W kadrze Austrii skoczków narciarskich trwała walka z czasem (więcej szczegółów TUTAJ), ale udało się. W czwartek w Planicy rozpoczną się mistrzostwa świata w lotach (10-13 grudnia), w których weźmie jednak udział Stefan Kraft.
Lider kadry Andreasa Widhoelzla jako jedyny z czwórki ozdrowieńców (koronawirusem zakażeni byli też Gregor Schlierenzauer, Philipp Aschenwald i Michael Hayboeck) nie oddał żadnego skoku treningowego przed wyjazdem do Planicy. Mimo to sztab szkoleniowy austriackiej kadry podjął decyzję o zabraniu Krafta do Słowenii.

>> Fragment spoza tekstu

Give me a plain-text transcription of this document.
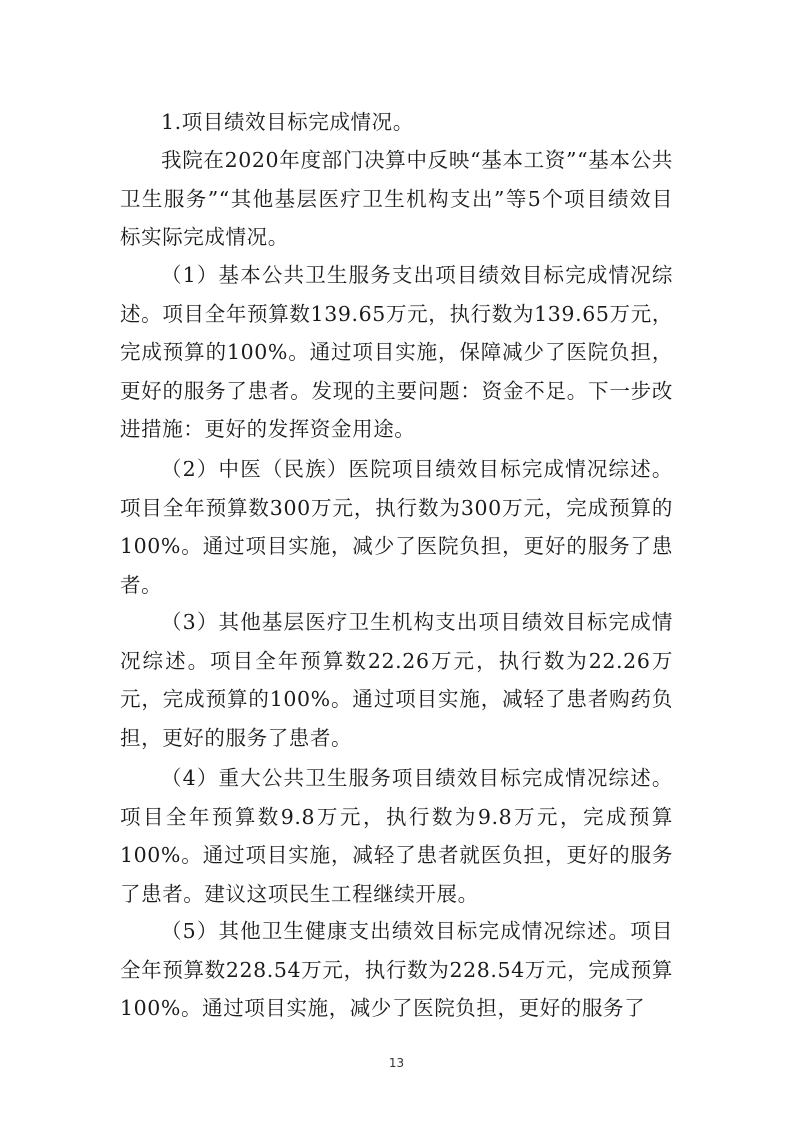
1.项目绩效目标完成情况。

我院在2020年度部门决算中反映“基本工资”“基本公共卫生服务”“其他基层医疗卫生机构支出”等5个项目绩效目标实际完成情况。

（1）基本公共卫生服务支出项目绩效目标完成情况综述。项目全年预算数139.65万元，执行数为139.65万元，完成预算的100%。通过项目实施，保障减少了医院负担，更好的服务了患者。发现的主要问题：资金不足。下一步改进措施：更好的发挥资金用途。

（2）中医（民族）医院项目绩效目标完成情况综述。项目全年预算数300万元，执行数为300万元，完成预算的100%。通过项目实施，减少了医院负担，更好的服务了患者。

（3）其他基层医疗卫生机构支出项目绩效目标完成情况综述。项目全年预算数22.26万元，执行数为22.26万元，完成预算的100%。通过项目实施，减轻了患者购药负担，更好的服务了患者。

（4）重大公共卫生服务项目绩效目标完成情况综述。项目全年预算数9.8万元，执行数为9.8万元，完成预算100%。通过项目实施，减轻了患者就医负担，更好的服务了患者。建议这项民生工程继续开展。

（5）其他卫生健康支出绩效目标完成情况综述。项目全年预算数228.54万元，执行数为228.54万元，完成预算100%。通过项目实施，减少了医院负担，更好的服务了

13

- Cieszę się, że znów jestem zdrowy. Miałem przeprowadzone testy i poszło dobrze. Przygotowania z pewnością nie były idealne, ale kolejny tydzień oczekiwania na zawody też nie byłby najlepszym rozwiązaniem - ocenił 27-letni Kraft, cytowany przez portal sport1.de.
Kraft miał objawy COVID-19, więc jego forma sportowa podczas mistrzostw świata będzie jedną wielką zagadką. W Słowenii nie wystąpią za to Daniel Huber, Jan Hoerl, Manuel Fettner i Thomas Lackner, którzy uzyskali pozytywne wyniki testów na obecność wirusa SARS-CoV-2 na zawodach PŚ w Niżnym Tagile.
Skład reprezentacji Austrii na mistrzostwa świata w lotach w Planicy: Philipp Aschenwald, Michael Hayboeck, Clemens Leitner, Timon-Pascal Kahofer,
Stefan Kraft i Gregor Schlierenzauer.
Zobacz:
MŚ w lotach. Kiedy startują Polacy? Gdzie oglądać zawody w Planicy? (terminarz)
ZOBACZ WIDEO: Rafał Kot analizuje formę syna. "Jestem w kropce"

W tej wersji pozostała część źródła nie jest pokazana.